Egbe Sunday Egbe, aka Sonnie Egbe, was indefatigable as Local Government Chairman. In that short spell of twenty odd months, apart from the provision of potable water to his local community, he made great in roads into various areas including primary school education, providing assistance to teachers through training and provision of teachers’ guides and resources.  He also established a mass transport service – Abitrans – which still traverses the country to this very day. In the provision of rural electricity, Sonnie ensured that transformers were procured for each community in the LGA. Sadly, most of those transformers were not installed before he left office. But that most of Abi LGA would be connected to electricity would be a direct consequence of this action. One of his most ambitious projects would be Abimart, a commodities market, which initially was a sellers’ market for the wholesale exchange of primary food crops from one market to another market. He had plans to introduce beneficiation for these crops to prepare them for export in addition to cultivating and introducing other cash crops like cocoa. When he left office, the market could not be continued.  Then, Sonnie would introduce a football club, Abiwaves, which still exists till this day. Egbe was that archetypal visionary leader and administrator. Like his father, late Enyi Egbe, who was an astute civil servant – Divisional Officer and eventually Permanent Secretary – Sonnie had truly served his people. He provides a reference point for Local Government administration today.
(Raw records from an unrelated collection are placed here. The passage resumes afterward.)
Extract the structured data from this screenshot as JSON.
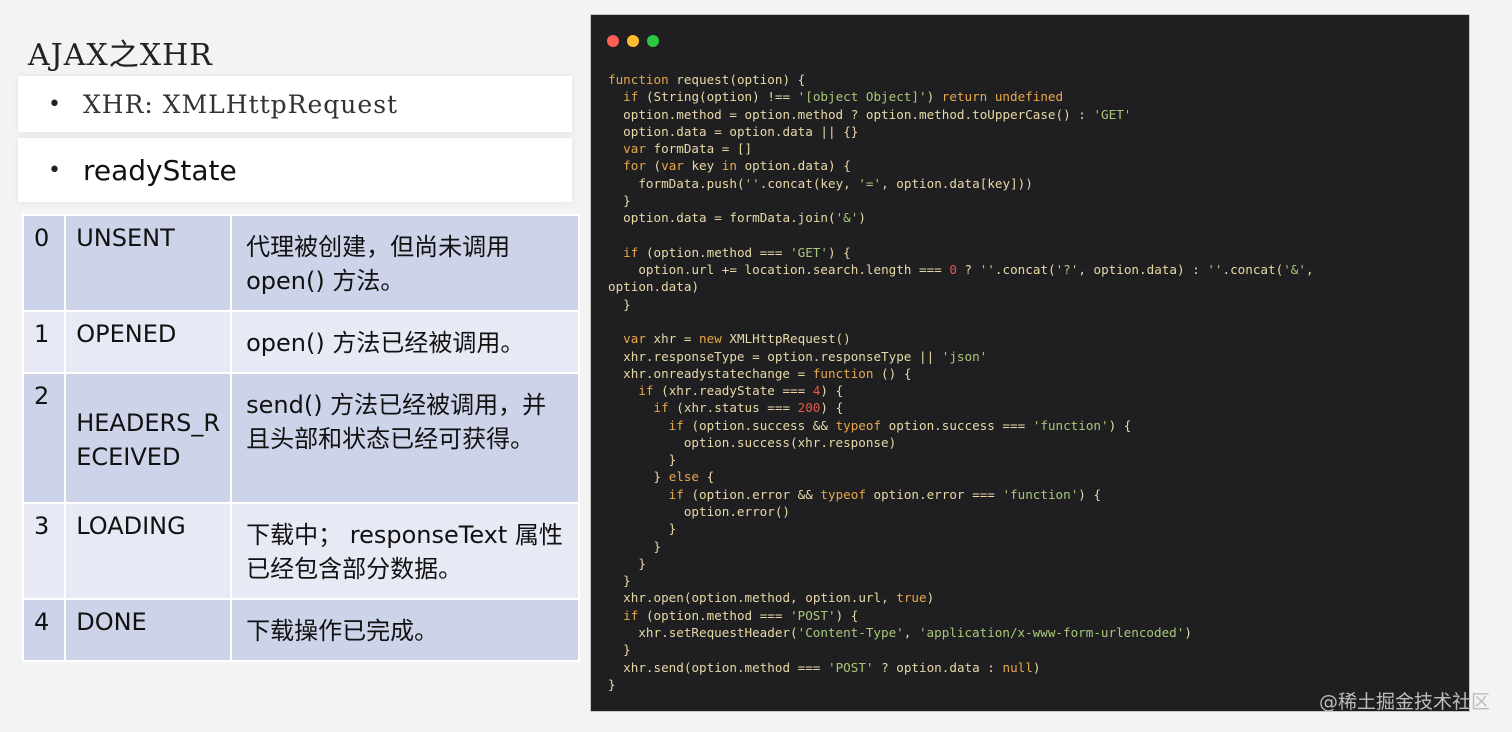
{
  "slide": {
    "title": "AJAX之XHR",
    "bullet_xhr": "XHR: XMLHttpRequest",
    "bullet_readystate": "readyState",
    "bullet_mark": "•"
  },
  "states": [
    {
      "code": "0",
      "name": "UNSENT",
      "desc": "代理被创建，但尚未调用 open() 方法。"
    },
    {
      "code": "1",
      "name": "OPENED",
      "desc": "open() 方法已经被调用。"
    },
    {
      "code": "2",
      "name": "HEADERS_RECEIVED",
      "desc": "send() 方法已经被调用，并且头部和状态已经可获得。"
    },
    {
      "code": "3",
      "name": "LOADING",
      "desc": "下载中；  responseText 属性已经包含部分数据。"
    },
    {
      "code": "4",
      "name": "DONE",
      "desc": "下载操作已完成。"
    }
  ],
  "code_lines": [
    "function request(option) {",
    "  if (String(option) !== '[object Object]') return undefined",
    "  option.method = option.method ? option.method.toUpperCase() : 'GET'",
    "  option.data = option.data || {}",
    "  var formData = []",
    "  for (var key in option.data) {",
    "    formData.push(''.concat(key, '=', option.data[key]))",
    "  }",
    "  option.data = formData.join('&')",
    "",
    "  if (option.method === 'GET') {",
    "    option.url += location.search.length === 0 ? ''.concat('?', option.data) : ''.concat('&',",
    "option.data)",
    "  }",
    "",
    "  var xhr = new XMLHttpRequest()",
    "  xhr.responseType = option.responseType || 'json'",
    "  xhr.onreadystatechange = function () {",
    "    if (xhr.readyState === 4) {",
    "      if (xhr.status === 200) {",
    "        if (option.success && typeof option.success === 'function') {",
    "          option.success(xhr.response)",
    "        }",
    "      } else {",
    "        if (option.error && typeof option.error === 'function') {",
    "          option.error()",
    "        }",
    "      }",
    "    }",
    "  }",
    "  xhr.open(option.method, option.url, true)",
    "  if (option.method === 'POST') {",
    "    xhr.setRequestHeader('Content-Type', 'application/x-www-form-urlencoded')",
    "  }",
    "  xhr.send(option.method === 'POST' ? option.data : null)",
    "}"
  ],
  "watermark": "@稀土掘金技术社区",
  "colors": {
    "code_background": "#1f1f21",
    "row_dark": "#cdd3e8",
    "row_light": "#e7eaf4",
    "keyword": "#e8a848",
    "string": "#a8c878",
    "number": "#e35a4a",
    "plain": "#e8d9a6"
  }
}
When the Minister of Health Dr. Onyebuchi Chukwu, presented the WHO certificated to the Nigerian President, Dr. Goodluck Ebele Jonathan on January 14, 2014, Sonnie Egbe would have been proud to have been part of a project which was so close to his heart.

Alas, he was fighting the battle of his life at the Ikom General Hospital.  He could not take calls.  He was in the throes of his final moments on earth fighting the illness that he had been combating intermittently for over two years.

Born on Sunday 2 September 1951, Egbe Sunday Egbe, attended Presbyterian Secondary School, Abakiliki as well as Hope Waddell Training Institute (HOWAD). He read Crop Science at University of Nigeria, Nsukka and obtained an MBA from the American International University, London. On return to Nigeria, in 1983, he had a short stint with the Nigerian Palm Produce Board as Senior Agricultural Officer. In 1985, leaving civil service, he presented a proposal to the Cross River State government for the environmental clean-up of Calabar, the state capital and was selected as one of the consultants on Calabar metropolitan environmental sanitation, a function he carried out till he ran for the office of Abi LGA Chairman. He breathed his last on Sunday, 19 January 2014.  He had fought his many battles and had won. He definitely was not a saint in many ways but when he did, he died a Christian.  Rest in peace, Sonnie.